The trauma of the regime’s January crackdown — in which Iranian government forces shot dead thousands of their own citizens to crush antigovernment protests — and months of bombing has deepened Iran’s political divide. Supporters of the Islamic revolutionary regime are triumphant after Iran’s hard-line leaders held out under thousands of airstrikes, shut the strategic Strait of Hormuz and forced Washington to make difficult compromises to secure last week’s deal, the Journal reported.

Opponents are bitterly disappointed that the war did not topple the regime, one of the aims Trump and Israeli Prime Minister Benjamin Netanyahu initially put forward.

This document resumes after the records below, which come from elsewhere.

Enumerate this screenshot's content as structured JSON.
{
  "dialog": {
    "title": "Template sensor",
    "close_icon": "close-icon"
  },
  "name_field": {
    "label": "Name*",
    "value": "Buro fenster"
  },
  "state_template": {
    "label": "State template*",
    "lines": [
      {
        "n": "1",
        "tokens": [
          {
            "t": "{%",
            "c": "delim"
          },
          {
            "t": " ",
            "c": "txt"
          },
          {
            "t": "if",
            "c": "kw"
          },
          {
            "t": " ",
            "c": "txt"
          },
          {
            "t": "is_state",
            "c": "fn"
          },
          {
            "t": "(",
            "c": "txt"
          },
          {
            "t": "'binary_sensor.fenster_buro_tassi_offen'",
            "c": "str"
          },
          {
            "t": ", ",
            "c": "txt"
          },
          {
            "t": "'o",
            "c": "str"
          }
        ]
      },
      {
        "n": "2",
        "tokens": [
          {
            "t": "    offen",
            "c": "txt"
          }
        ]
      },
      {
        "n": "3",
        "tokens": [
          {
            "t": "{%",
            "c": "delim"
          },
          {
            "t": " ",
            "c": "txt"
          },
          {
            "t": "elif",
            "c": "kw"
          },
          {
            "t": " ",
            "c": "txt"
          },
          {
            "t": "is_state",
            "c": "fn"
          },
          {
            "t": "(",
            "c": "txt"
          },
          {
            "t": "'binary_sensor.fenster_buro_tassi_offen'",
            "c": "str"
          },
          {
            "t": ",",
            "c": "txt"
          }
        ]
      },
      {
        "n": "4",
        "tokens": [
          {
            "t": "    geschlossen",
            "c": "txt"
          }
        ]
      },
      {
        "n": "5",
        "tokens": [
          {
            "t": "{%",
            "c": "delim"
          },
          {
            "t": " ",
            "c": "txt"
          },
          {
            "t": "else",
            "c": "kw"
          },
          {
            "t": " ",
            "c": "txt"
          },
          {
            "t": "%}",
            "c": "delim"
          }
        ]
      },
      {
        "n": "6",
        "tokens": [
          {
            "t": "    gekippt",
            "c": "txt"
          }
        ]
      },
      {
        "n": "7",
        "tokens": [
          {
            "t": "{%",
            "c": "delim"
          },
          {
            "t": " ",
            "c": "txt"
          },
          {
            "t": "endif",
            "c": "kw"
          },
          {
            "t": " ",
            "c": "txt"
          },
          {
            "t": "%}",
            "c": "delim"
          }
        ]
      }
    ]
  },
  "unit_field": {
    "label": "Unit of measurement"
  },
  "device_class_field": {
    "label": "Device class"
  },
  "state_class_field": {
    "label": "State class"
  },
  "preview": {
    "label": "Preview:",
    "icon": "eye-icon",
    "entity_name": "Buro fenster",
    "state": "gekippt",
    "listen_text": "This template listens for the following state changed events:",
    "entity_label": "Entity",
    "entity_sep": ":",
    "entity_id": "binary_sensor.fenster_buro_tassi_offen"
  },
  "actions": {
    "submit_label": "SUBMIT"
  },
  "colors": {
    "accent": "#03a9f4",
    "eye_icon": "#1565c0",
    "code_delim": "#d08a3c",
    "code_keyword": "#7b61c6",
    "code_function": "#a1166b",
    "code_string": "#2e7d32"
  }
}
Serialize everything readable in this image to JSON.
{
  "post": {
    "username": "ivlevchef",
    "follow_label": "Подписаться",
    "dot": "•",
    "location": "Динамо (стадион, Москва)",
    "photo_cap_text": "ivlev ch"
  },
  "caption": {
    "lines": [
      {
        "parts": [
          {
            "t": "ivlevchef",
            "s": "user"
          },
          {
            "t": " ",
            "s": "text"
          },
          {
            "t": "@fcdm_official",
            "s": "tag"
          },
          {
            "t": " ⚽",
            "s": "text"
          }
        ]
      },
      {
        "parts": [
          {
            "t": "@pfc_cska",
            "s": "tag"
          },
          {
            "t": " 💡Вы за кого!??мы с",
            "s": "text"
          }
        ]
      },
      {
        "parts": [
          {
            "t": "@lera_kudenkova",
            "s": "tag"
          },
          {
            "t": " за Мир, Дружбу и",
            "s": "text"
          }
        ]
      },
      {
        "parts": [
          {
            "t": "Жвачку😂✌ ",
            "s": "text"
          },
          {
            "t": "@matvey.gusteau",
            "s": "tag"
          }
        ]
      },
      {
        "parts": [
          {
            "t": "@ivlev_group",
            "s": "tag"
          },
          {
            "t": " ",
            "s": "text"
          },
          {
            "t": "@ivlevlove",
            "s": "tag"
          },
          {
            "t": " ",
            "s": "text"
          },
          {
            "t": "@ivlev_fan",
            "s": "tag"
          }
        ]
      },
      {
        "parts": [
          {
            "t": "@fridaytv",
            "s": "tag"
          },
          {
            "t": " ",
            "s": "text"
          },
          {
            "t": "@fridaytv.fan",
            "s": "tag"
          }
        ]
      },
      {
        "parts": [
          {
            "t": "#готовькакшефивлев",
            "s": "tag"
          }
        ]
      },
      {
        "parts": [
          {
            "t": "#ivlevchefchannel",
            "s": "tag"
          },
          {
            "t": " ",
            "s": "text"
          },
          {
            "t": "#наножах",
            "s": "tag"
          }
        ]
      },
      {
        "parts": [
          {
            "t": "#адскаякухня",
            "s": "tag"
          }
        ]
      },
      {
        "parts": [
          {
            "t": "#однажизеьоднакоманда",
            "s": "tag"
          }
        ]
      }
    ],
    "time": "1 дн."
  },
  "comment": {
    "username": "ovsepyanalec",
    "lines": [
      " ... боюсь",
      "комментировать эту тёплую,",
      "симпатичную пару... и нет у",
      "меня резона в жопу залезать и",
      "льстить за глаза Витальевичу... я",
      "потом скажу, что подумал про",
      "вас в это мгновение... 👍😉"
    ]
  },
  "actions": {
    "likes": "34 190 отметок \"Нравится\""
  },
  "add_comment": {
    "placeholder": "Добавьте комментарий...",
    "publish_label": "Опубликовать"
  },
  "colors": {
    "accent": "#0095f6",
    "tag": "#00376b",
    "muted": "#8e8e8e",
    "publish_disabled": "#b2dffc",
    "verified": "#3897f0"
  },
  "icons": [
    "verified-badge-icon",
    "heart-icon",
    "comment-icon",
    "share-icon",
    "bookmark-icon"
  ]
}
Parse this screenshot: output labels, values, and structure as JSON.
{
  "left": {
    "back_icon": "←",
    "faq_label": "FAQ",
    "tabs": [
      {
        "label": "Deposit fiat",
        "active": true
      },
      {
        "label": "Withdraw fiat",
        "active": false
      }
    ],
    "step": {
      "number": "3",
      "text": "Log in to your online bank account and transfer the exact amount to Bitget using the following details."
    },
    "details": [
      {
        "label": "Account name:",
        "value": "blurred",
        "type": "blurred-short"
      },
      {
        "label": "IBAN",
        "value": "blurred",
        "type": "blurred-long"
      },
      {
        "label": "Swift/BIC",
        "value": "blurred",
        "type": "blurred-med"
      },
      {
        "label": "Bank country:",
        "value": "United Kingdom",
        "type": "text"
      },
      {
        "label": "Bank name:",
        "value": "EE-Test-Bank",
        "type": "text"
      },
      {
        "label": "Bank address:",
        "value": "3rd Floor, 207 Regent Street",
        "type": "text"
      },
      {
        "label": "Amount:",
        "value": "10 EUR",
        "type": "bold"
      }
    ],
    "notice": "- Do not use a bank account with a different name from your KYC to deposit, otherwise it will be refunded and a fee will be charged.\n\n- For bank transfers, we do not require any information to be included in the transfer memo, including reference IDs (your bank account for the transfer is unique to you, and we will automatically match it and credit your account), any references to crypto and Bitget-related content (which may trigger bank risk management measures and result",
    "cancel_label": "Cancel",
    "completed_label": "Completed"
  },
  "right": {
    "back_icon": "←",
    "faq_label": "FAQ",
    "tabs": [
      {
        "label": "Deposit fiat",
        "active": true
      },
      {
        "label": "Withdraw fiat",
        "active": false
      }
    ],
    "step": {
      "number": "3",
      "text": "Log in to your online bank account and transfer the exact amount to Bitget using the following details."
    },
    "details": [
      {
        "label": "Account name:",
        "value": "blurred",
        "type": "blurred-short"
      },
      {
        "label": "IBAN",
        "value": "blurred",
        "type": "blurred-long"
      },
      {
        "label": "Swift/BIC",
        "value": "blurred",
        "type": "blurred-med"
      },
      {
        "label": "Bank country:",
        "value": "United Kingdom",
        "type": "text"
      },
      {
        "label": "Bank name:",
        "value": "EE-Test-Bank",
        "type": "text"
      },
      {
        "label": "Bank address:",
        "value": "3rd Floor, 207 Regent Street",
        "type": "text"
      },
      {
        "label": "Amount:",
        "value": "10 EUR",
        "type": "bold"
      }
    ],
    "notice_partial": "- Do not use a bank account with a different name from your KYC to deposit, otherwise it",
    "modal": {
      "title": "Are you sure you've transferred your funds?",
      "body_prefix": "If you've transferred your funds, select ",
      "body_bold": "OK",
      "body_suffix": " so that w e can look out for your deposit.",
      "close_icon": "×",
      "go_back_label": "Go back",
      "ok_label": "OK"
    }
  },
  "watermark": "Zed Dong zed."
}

Resul Khurbani, a 51-year-old mechanic from Tabriz, said he volunteered to join Iran’s reserve forces during the war. “Iran won the war. Iran put America’s nose in the dirt,” he said. “We are very happy that we didn’t let Americans set foot in Iran.”

Another traveler, the manager of a Tehran shoe store, expressed disappointment. “Trump promised to help the Iranian people, but he didn’t keep his word,” she said. “What is the point of starting a war and then stopping suddenly?”

A man who had returned to Iran during the war to care for his mother said a bomb struck his building one floor up, breaking his arm and injuring his back and leg. Despite his injuries, he said he did not blame the U.S. or Israel for the bombing. “Not like this, not war, but something should have happened. They were killing people,” he said of the regime.

At the train station in Van, couples and families with children arrived in taxis and unloaded their suitcases before boarding a 9 p.m. train that would take them overnight to Tehran. A 27-year-old medical lab technician from the Iranian capital said he was relieved the bombing was over but had little confidence the ceasefire would hold.

“I don’t know who won the war, but the people lost,” he said.